If you look at the Wikipedia compilation of the different definitions you will see that they are diverse and confused. Link here.
It is very difficult to teach or to apply a skill when no one seems to know what it really is.
Most coaches know that leadership is not about ordering people around and assuming that when you say jump they will all jump. So they offer empathy as a corrective. For them it means that an executive must understand that his staff members have feelings too.
It is difficult to imagine that a person gains a position of executive leadership without knowing that other people have feelings, but stranger things have happened.
Strictly speaking, empathy means: feeling someone else's feelings. At its root it involves pathos, thus, pity.
But then, do you really believe that an effective executive can lead his team by feeling sorry for them? Or because he feels their pain?
You cannot manage people by declaring that you feel their pain. Most sentient individuals, hearing that someone feels their pain, will respond, correctly, that he does not. The best you can ever do is to feel your own pain.
And what makes you imagine that you can feel the feelings of someone you have very little in common with? Does the grizzled male executive have any real sense of what it feels like to be a twentysomething modern woman?
When someone confesses a painful experience, the best you can usually do is to respond in kind... not by saying that you feel his pain, but by telling of a similar experience.
The question is: is this empathy or are you simply reciprocating, as though you were exchanging gifts. It seems to be more about reciprocity than about fellow feeling.
Worse yet, the term empathy seems to suggest that when someone comes to an executive with a plaintive excuse for why he is chronically late or cannot focus on his work, the executive should feel his pain.
I am sure you know that this is bad management technique. You might forgive the person is he is sufficiently apologetic, but excusing him because you feel his pain will create dissension and drama in the ranks.

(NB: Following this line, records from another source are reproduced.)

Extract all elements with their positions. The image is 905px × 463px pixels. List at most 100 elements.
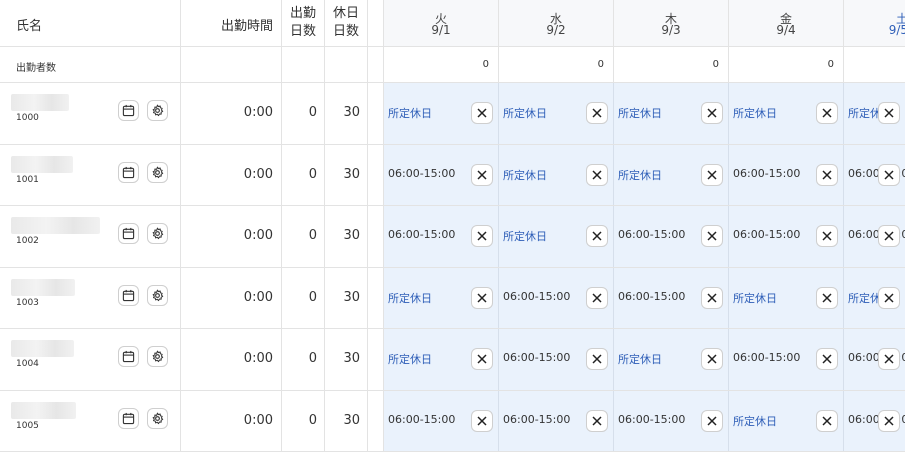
- clear-shift-button[interactable]: [878, 409, 900, 432]
- clear-shift-button[interactable]: [878, 102, 900, 124]
- shift-cell[interactable]: 所定休日: [614, 83, 729, 144]
- header-day[interactable]: 金 9/4: [729, 0, 844, 46]
- calendar-button[interactable]: [118, 100, 139, 121]
- calendar-button[interactable]: [118, 284, 139, 306]
- clear-shift-button[interactable]: [701, 286, 723, 309]
- header-day[interactable]: 水 9/2: [499, 0, 614, 46]
- clear-shift-button[interactable]: [816, 286, 838, 309]
- clear-shift-button[interactable]: [701, 348, 723, 370]
- settings-button[interactable]: [147, 407, 168, 429]
- clear-shift-button[interactable]: [586, 163, 608, 186]
- clear-shift-button[interactable]: [471, 286, 493, 309]
- clear-shift-button[interactable]: [701, 102, 723, 124]
- shift-cell[interactable]: 所定休日: [729, 267, 844, 328]
- clear-shift-button[interactable]: [878, 225, 900, 247]
- off-days-value: 30: [343, 289, 360, 305]
- clear-shift-button[interactable]: [701, 409, 723, 432]
- clear-shift-button[interactable]: [701, 163, 723, 186]
- shift-cell[interactable]: 所定休日: [729, 390, 844, 451]
- clear-shift-button[interactable]: [471, 348, 493, 370]
- clear-shift-button[interactable]: [816, 163, 838, 186]
- settings-button[interactable]: [147, 346, 168, 367]
- clear-shift-button[interactable]: [586, 102, 608, 124]
- shift-cell[interactable]: 06:00-15:00: [614, 390, 729, 451]
- clear-shift-button[interactable]: [878, 163, 900, 186]
- shift-label: 06:00-15:00: [618, 412, 686, 426]
- shift-cell[interactable]: 06:00-15:00: [844, 390, 905, 451]
- close-icon: [884, 292, 894, 303]
- employee-name-redacted: [11, 278, 75, 296]
- clear-shift-button[interactable]: [471, 225, 493, 247]
- header-work-days-label-1: 出勤: [289, 6, 316, 21]
- header-name-label: 氏名: [16, 19, 43, 34]
- shift-cell[interactable]: 06:00-15:00: [384, 206, 499, 267]
- close-icon: [707, 108, 717, 118]
- shift-cell[interactable]: 所定休日: [384, 83, 499, 144]
- header-day[interactable]: 土 9/5: [844, 0, 905, 46]
- shift-cell[interactable]: 所定休日: [384, 267, 499, 328]
- clear-shift-button[interactable]: [816, 225, 838, 247]
- shift-label: 所定休日: [618, 107, 662, 120]
- header-work-time: 出勤時間: [181, 0, 282, 46]
- shift-cell[interactable]: 所定休日: [844, 83, 905, 144]
- shift-cell[interactable]: 06:00-15:00: [499, 267, 614, 328]
- shift-cell[interactable]: 06:00-15:00: [844, 144, 905, 205]
- header-off-days-label-1: 休日: [332, 6, 359, 21]
- shift-cell[interactable]: 06:00-15:00: [729, 329, 844, 390]
- settings-button[interactable]: [147, 223, 168, 244]
- shift-cell[interactable]: 所定休日: [499, 83, 614, 144]
- shift-cell[interactable]: 06:00-15:00: [614, 267, 729, 328]
- empty-cell: [282, 47, 325, 82]
- clear-shift-button[interactable]: [586, 348, 608, 370]
- calendar-icon: [122, 412, 135, 425]
- clear-shift-button[interactable]: [816, 409, 838, 432]
- settings-button[interactable]: [147, 100, 168, 121]
- clear-shift-button[interactable]: [586, 286, 608, 309]
- shift-cell[interactable]: 所定休日: [499, 144, 614, 205]
- shift-cell[interactable]: 06:00-15:00: [844, 329, 905, 390]
- work-days-cell: 0: [282, 144, 325, 205]
- shift-cell[interactable]: 06:00-15:00: [384, 390, 499, 451]
- settings-button[interactable]: [147, 161, 168, 183]
- calendar-button[interactable]: [118, 161, 139, 183]
- header-day[interactable]: 木 9/3: [614, 0, 729, 46]
- clear-shift-button[interactable]: [878, 348, 900, 370]
- work-days-cell: 0: [282, 206, 325, 267]
- shift-cell[interactable]: 06:00-15:00: [729, 206, 844, 267]
- close-icon: [822, 415, 832, 426]
- shift-cell[interactable]: 所定休日: [844, 267, 905, 328]
- work-days-cell: 0: [282, 83, 325, 144]
- shift-cell[interactable]: 06:00-15:00: [844, 206, 905, 267]
- work-days-cell: 0: [282, 390, 325, 451]
- clear-shift-button[interactable]: [586, 409, 608, 432]
- calendar-button[interactable]: [118, 407, 139, 429]
- employee-row: 1005 0:00 0 30 06:00-15:00 06:00-15:00 0…: [0, 390, 905, 452]
- clear-shift-button[interactable]: [586, 225, 608, 247]
- close-icon: [707, 415, 717, 426]
- clear-shift-button[interactable]: [471, 163, 493, 186]
- shift-cell[interactable]: 06:00-15:00: [384, 144, 499, 205]
- shift-cell[interactable]: 所定休日: [499, 206, 614, 267]
- calendar-button[interactable]: [118, 223, 139, 244]
- clear-shift-button[interactable]: [816, 348, 838, 370]
- shift-cell[interactable]: 所定休日: [729, 83, 844, 144]
- shift-cell[interactable]: 06:00-15:00: [499, 390, 614, 451]
- close-icon: [477, 108, 487, 118]
- shift-cell[interactable]: 06:00-15:00: [729, 144, 844, 205]
- shift-cell[interactable]: 06:00-15:00: [499, 329, 614, 390]
- clear-shift-button[interactable]: [471, 409, 493, 432]
- shift-cell[interactable]: 所定休日: [614, 144, 729, 205]
- clear-shift-button[interactable]: [816, 102, 838, 124]
- header-day[interactable]: 火 9/1: [384, 0, 499, 46]
- clear-shift-button[interactable]: [878, 286, 900, 309]
- employee-name-redacted: [11, 340, 74, 357]
- shift-cell[interactable]: 所定休日: [384, 329, 499, 390]
- day-date: 9/3: [661, 23, 681, 37]
- calendar-button[interactable]: [118, 346, 139, 367]
- close-icon: [884, 169, 894, 180]
- settings-button[interactable]: [147, 284, 168, 306]
- shift-cell[interactable]: 06:00-15:00: [614, 206, 729, 267]
- clear-shift-button[interactable]: [701, 225, 723, 247]
- shift-cell[interactable]: 所定休日: [614, 329, 729, 390]
- clear-shift-button[interactable]: [471, 102, 493, 124]
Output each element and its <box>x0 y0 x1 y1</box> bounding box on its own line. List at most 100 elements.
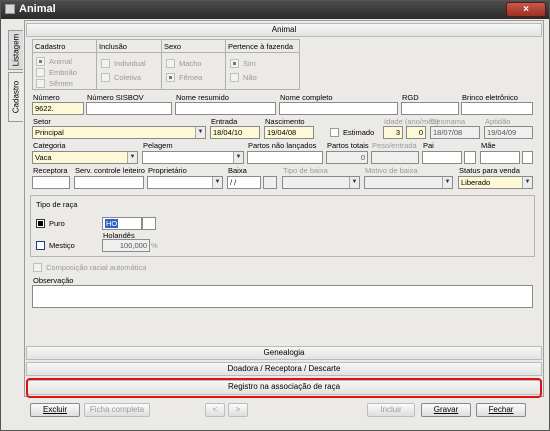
animal-option-label: Animal <box>49 57 72 66</box>
grid-divider <box>96 39 97 90</box>
entrada-input[interactable]: 18/04/10 <box>210 126 260 139</box>
status-venda-select[interactable]: Liberado ▼ <box>458 176 533 189</box>
chevron-down-icon[interactable]: ▼ <box>195 127 205 138</box>
nascimento-input[interactable]: 19/04/08 <box>264 126 314 139</box>
puro-code-value: HO <box>105 219 119 228</box>
receptora-input[interactable] <box>32 176 70 189</box>
nao-checkbox[interactable] <box>230 73 239 82</box>
prev-button[interactable]: < <box>205 403 225 417</box>
section-genealogia[interactable]: Genealogia <box>26 346 542 360</box>
holandes-percent-input[interactable]: 100,000 <box>102 239 150 252</box>
chevron-down-icon[interactable]: ▼ <box>127 152 137 163</box>
baixa-input[interactable]: / / <box>227 176 261 189</box>
numero-input[interactable]: 9622. <box>32 102 84 115</box>
idade-mes-input[interactable]: 0 <box>406 126 426 139</box>
tab-cadastro[interactable]: Cadastro <box>8 72 23 122</box>
puro-extra-input[interactable] <box>142 217 156 230</box>
sisbov-input[interactable] <box>86 102 172 115</box>
baixa-label: Baixa <box>228 166 247 175</box>
macho-checkbox[interactable] <box>166 59 175 68</box>
fechar-button[interactable]: Fechar <box>476 403 526 417</box>
mae-label: Mãe <box>481 141 496 150</box>
gravar-label: Gravar <box>433 405 459 414</box>
gravar-button[interactable]: Gravar <box>421 403 471 417</box>
pai-label: Pai <box>423 141 434 150</box>
motivo-baixa-select[interactable]: ▼ <box>364 176 453 189</box>
partos-totais-input[interactable]: 0 <box>326 151 368 164</box>
pelagem-label: Pelagem <box>143 141 173 150</box>
serv-controle-label: Serv. controle leiteiro <box>75 166 145 175</box>
setor-select[interactable]: Principal ▼ <box>32 126 206 139</box>
entrada-label: Entrada <box>211 117 238 126</box>
estimado-checkbox[interactable] <box>330 128 339 137</box>
estimado-label: Estimado <box>343 128 375 137</box>
next-button[interactable]: > <box>228 403 248 417</box>
chevron-down-icon[interactable]: ▼ <box>233 152 243 163</box>
cadastro-group-title: Cadastro <box>35 42 66 51</box>
chevron-down-icon[interactable]: ▼ <box>522 177 532 188</box>
excluir-button[interactable]: Excluir <box>30 403 80 417</box>
coletiva-checkbox[interactable] <box>101 73 110 82</box>
sim-checkbox[interactable] <box>230 59 239 68</box>
pertence-group-title: Pertence à fazenda <box>228 42 294 51</box>
individual-option-label: Individual <box>114 59 146 68</box>
partos-totais-label: Partos totais <box>327 141 369 150</box>
observacao-textarea[interactable] <box>32 285 533 308</box>
semen-option-label: Sêmen <box>49 79 73 88</box>
individual-checkbox[interactable] <box>101 59 110 68</box>
brinco-input[interactable] <box>461 102 533 115</box>
pai-extra-input[interactable] <box>464 151 476 164</box>
window-icon <box>5 4 15 14</box>
partos-nao-input[interactable] <box>247 151 323 164</box>
nome-completo-input[interactable] <box>279 102 398 115</box>
close-button[interactable]: × <box>506 2 546 17</box>
tipo-baixa-select[interactable]: ▼ <box>282 176 360 189</box>
coletiva-option-label: Coletiva <box>114 73 142 82</box>
chevron-down-icon[interactable]: ▼ <box>349 177 359 188</box>
partos-nao-label: Partos não lançados <box>248 141 317 150</box>
animal-checkbox[interactable] <box>36 57 45 66</box>
puro-radio[interactable] <box>36 219 45 228</box>
chevron-down-icon[interactable]: ▼ <box>212 177 222 188</box>
tab-listagem[interactable]: Listagem <box>8 30 23 70</box>
inclusao-group-title: Inclusão <box>99 42 127 51</box>
femea-option-label: Fêmea <box>179 73 203 82</box>
tipo-baixa-label: Tipo de baixa <box>283 166 328 175</box>
incluir-button[interactable]: Incluir <box>367 403 415 417</box>
observacao-label: Observação <box>33 276 74 285</box>
motivo-baixa-label: Motivo de baixa <box>365 166 418 175</box>
categoria-select[interactable]: Vaca ▼ <box>32 151 138 164</box>
desmama-input[interactable]: 18/07/08 <box>430 126 480 139</box>
pai-input[interactable] <box>422 151 462 164</box>
ficha-completa-button[interactable]: Ficha completa <box>84 403 150 417</box>
numero-label: Número <box>33 93 60 102</box>
composicao-checkbox[interactable] <box>33 263 42 272</box>
receptora-label: Receptora <box>33 166 68 175</box>
sexo-group-title: Sexo <box>164 42 182 51</box>
pelagem-select[interactable]: ▼ <box>142 151 244 164</box>
window-title: Animal <box>19 3 56 15</box>
puro-code-input[interactable]: HO <box>102 217 142 230</box>
embriao-option-label: Embrião <box>49 68 77 77</box>
nome-resumido-input[interactable] <box>175 102 276 115</box>
peso-entrada-input[interactable] <box>371 151 419 164</box>
serv-controle-input[interactable] <box>74 176 144 189</box>
embriao-checkbox[interactable] <box>36 68 45 77</box>
semen-checkbox[interactable] <box>36 79 45 88</box>
rgd-input[interactable] <box>401 102 459 115</box>
chevron-down-icon[interactable]: ▼ <box>442 177 452 188</box>
peso-entrada-label: Peso/entrada <box>372 141 417 150</box>
tipo-raca-title: Tipo de raça <box>36 200 78 209</box>
aptidao-input[interactable]: 19/04/09 <box>484 126 533 139</box>
nascimento-label: Nascimento <box>265 117 305 126</box>
proprietario-select[interactable]: ▼ <box>147 176 223 189</box>
idade-ano-input[interactable]: 3 <box>383 126 403 139</box>
baixa-extra-input[interactable] <box>263 176 277 189</box>
mae-input[interactable] <box>480 151 520 164</box>
femea-checkbox[interactable] <box>166 73 175 82</box>
section-doadora[interactable]: Doadora / Receptora / Descarte <box>26 362 542 376</box>
mestico-radio[interactable] <box>36 241 45 250</box>
tab-cadastro-label: Cadastro <box>11 80 21 114</box>
mae-extra-input[interactable] <box>522 151 533 164</box>
sim-option-label: Sim <box>243 59 256 68</box>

Some thinkers have balked at the notion of fellow feeling. It is a bit too soft for their tastes. Their definition suggests that empathy involves putting yourself in someone else's shoes. This means that you should be conscious of the effects your words or actions produce in another person.
I will pass over the fact that putting yourself in someone else's shoes can feel invasive or intrusive. Would it not be better to respect the integrity of the feelings of others?
Nonetheless, being aware of the effects you are evoking in others is a basic conversational skill. When you are talking to another person you should know how to pick up both verbal and nonverbal cues. You should be aware of the way a person words something and the wording that they are avoiding. And you should know how to read facial expressions, physical gestures, and tone of voice. Then you should modulate your conversation accordingly.
As I have been at pains to assert in other blog posts, conversation is not about giving full voice to your feelings or saying whatever comes to mind. It involves establishing a connection with another person by engaging in a reciprocal, and measured, exchange of information, thoughts, and feelings.
Your goal should be to establish something like a harmonious exchange. And this is a better leadership model that imposing your will on another person and then feeling the pain they are feeling for being bossed around.
An effective leader should not lord it over people. But the skills involved go beyond empathy.
First, an effective leader must respect his staff, respect their ideas, and involved them in the deliberative process. Instead of telling them that he feels their pain, he should tell them that he finds something of great value in their ideas or their performance. Not so much because because he has invaded their mental space but because he wants them to be involved in the process.
Making too much of empathy can lead us astray in another way. If your team is competing against another team you certainly do not want your players to empathize with their opponents.
If you want your team to be fiercely competitive, it is not a great idea to have them learn to shower the world with empathy.
How can you do this? Simply, by going beyond empathy and recognizing that the true basis for effective leadership is setting a good example.